Но не таков был мой преподобный, чтобы обращать внимание на ротозействующих парижан. Совсем иные, неведомые мне заботы целиком захватили здесь его уже на другой день после нашего прибытия. Он теперь вставал до рассвета, в шесть часов утра, – мне же приходилось аж в пять вскакивать, чтобы согреть ему воду для мытья и бритья, – меня он тоже заставлял ежедневно обливаться водой, причем холодной, ибо на подогрев не хватало угля, – приготовить нехитрый завтрак (благо, сапоги эти чертовы я накануне вечером вычищал), – и уже в семь отправлялся из дому невесть куда, прихватив купленный здесь небольшой баул. А вечером, после сумерок, я с содроганием слышал за окном выкрики уличных оборвышей – что-нибудь вроде: “Кюре прёт!” – “Кюре в сапогах!” – “Господин кот в сапогах, започем такие сапожки-то покупали?!..” Это означало, что мне пора браться за приготовление ужина, состоящего из дешевого сыра и рогаликов с маком, – жарить рыбу и для себя, и для него отец Беренжер запрещал, страшась ее смрадного запаха, а ни на что другое отпускаемых им денег не хватало, – и вскоре доставать из моего ящика ваксу, щетки и бархотки для чистки этих черт-бы-их-побрал.

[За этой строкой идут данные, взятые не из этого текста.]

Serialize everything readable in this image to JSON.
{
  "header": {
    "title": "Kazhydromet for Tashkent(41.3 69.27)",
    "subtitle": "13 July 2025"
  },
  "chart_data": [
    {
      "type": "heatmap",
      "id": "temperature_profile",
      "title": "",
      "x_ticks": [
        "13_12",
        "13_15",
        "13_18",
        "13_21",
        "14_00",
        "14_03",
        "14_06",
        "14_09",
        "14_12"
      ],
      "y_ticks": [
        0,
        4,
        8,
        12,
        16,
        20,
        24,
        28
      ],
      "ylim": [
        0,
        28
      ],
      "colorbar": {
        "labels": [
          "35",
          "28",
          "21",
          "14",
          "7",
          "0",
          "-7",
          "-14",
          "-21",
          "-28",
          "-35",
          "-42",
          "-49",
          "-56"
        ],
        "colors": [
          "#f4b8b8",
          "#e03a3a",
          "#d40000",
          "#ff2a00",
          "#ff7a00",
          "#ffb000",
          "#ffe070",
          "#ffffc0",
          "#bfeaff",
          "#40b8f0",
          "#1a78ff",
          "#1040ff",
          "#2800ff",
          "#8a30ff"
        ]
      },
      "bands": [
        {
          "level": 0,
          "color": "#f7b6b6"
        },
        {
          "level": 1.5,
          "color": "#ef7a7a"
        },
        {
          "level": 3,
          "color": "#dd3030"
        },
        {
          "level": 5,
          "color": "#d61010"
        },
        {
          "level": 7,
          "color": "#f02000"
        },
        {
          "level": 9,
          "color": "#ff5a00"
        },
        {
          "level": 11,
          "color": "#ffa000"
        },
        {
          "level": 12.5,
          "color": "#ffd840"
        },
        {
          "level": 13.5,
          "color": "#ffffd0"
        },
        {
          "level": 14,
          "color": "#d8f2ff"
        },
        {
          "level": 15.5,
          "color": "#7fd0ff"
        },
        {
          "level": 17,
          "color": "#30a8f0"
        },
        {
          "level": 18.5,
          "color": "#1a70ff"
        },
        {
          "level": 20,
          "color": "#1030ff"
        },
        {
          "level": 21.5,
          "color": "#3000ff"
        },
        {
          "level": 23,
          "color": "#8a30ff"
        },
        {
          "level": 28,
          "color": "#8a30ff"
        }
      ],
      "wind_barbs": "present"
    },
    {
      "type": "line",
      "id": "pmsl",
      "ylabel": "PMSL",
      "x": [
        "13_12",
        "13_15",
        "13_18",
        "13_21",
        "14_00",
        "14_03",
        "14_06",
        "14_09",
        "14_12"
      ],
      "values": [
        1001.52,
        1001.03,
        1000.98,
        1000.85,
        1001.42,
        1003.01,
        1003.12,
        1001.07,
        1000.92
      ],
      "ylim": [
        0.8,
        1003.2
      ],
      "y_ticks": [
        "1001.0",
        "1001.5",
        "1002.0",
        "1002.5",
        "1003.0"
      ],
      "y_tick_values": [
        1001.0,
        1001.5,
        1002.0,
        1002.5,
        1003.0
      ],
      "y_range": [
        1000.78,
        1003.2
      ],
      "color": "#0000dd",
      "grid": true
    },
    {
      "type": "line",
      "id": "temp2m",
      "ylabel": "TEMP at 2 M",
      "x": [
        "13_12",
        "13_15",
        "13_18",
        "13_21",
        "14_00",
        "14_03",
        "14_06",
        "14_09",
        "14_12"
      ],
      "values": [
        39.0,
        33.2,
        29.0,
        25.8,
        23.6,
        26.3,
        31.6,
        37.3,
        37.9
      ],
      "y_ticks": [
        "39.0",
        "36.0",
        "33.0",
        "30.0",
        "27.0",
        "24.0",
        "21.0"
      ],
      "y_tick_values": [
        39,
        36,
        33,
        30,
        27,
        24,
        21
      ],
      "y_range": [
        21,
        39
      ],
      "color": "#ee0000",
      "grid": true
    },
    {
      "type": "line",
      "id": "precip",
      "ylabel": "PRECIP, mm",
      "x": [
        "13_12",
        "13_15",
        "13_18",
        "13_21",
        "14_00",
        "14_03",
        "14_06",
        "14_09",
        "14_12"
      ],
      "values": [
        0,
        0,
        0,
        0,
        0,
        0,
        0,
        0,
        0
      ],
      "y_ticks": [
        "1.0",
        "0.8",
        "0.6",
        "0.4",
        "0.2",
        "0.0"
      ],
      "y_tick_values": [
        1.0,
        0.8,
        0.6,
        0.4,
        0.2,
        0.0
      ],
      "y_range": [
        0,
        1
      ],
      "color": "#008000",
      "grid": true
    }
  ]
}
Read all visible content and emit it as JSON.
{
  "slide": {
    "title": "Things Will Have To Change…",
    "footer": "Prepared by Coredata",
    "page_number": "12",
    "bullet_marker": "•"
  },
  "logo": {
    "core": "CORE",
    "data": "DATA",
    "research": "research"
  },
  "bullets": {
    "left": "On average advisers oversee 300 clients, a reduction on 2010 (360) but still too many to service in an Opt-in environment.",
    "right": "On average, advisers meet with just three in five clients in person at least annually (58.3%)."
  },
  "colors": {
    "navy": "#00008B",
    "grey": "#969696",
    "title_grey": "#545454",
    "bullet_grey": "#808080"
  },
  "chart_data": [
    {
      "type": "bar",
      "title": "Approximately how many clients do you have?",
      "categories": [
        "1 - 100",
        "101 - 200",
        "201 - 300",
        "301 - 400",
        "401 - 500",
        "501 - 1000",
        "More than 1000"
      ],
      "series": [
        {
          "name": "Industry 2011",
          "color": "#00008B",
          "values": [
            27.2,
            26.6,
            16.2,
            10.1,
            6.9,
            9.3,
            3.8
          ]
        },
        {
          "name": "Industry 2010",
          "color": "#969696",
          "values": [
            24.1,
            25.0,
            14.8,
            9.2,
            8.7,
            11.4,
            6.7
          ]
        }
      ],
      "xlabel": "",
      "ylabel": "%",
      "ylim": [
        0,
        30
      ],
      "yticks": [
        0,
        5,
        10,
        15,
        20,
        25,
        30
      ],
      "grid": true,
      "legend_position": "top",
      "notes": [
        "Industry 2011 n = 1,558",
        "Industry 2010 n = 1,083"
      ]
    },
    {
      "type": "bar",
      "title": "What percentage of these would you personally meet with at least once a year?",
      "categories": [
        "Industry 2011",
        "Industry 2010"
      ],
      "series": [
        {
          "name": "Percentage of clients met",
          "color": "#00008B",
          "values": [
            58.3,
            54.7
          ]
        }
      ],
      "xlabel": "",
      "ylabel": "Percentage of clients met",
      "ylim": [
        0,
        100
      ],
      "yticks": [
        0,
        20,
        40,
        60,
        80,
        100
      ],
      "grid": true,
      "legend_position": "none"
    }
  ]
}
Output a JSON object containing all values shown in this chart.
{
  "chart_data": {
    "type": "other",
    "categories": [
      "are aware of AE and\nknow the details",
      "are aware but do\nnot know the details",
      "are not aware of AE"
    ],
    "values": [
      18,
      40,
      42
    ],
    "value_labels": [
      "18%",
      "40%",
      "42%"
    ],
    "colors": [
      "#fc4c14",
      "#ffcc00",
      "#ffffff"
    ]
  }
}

За ужином отец Беренжер обменивался со мной от силы двумя-тремя словами, а то и вовсе словно бы не замечал моего присутствия и целиком бывал захвачен какими-то своими думами. По окончании ужина требовалось спешно убрать со стола, поскольку с сего момента стол был нужен для иных дел, судя по всему, куда более для него важных, нежели поглощение пищи. Ибо теперь на столе расстилались извлеченные из баула свитки – ясно, те самые, найденные нами в церкви Марии Магдалины, господин кюре брал в руки лупу, и уже никакие силы не заставили бы его до глубокой ночи оторваться от главного с этого мига занятия: что-то он там выглядывал сквозь лупу в свитках, что-то черкал на листке бумаги, что-то беззвучно бормотал. И даже иногда среди ночи, просыпаясь у себя в каморке для прислуги, примыкавшей к комнате отца Беренжера, я видел сквозь щель под дверью, что у него все еще горит газовый свет.
Эти вот унылые вечера и ночи со щелкой света – в те дни это тоже был мой Париж.
Наша с отцом Беренжером утренняя беседа о сущности запахов
Наставь юношу при начале пути его: он не уклонится от него, когда и состареет.
Притчи (22:6:
И снова это унылое утро. И снова обливание ледяной водой, – преподобный отец каждый раз самолично наблюдал, чтобы я со всем тщанием проделывал над собой эту малоприятную процедуру.
Однажды за завтраком, пока отец Беренжер, как обычно, в задумчивости поглощал рогалики с сыром, я решился прервать его далекие отсюда мысли и спросить, зачем нужно сие мучительство. Ведь, как известно (я в какой-то книге читал), даже самые благочестивые монахи иногда принимают обет никогда не мыться, и святости у них от этого не убывает, а даже, говорят, прибавляется.
– Ты не сказал главного, Диди, – оторвался от своих раздумий мой кюре. – Пахнет ли при этом от них чем-нибудь смрадным.
– Уж не знаю, не нюхал, – признался я.
– В том-то и дело, – сказал преподобный. – А вот мне доводилось. И даю тебе слово, что не пахло от них ничем недостойным человека. Ведь что такое запах?
– И – что же? (Попробуй объясни. Уж так отец Беренжер умел так ставить вопросы, что не ответишь, хоть неделю чеши башку).
А он – уже вроде бы о другом:
– Ты когда-нибудь нюхал огурцы, обычные огурцы, растущие на грядке?
Нашел о чем спрашивать! У деревенского парня из Лангедока!
– Ну, и чем они пахнут? – не унимался он.
– Ясно чем – огурцами… (А как еще вы приказали бы ответить?)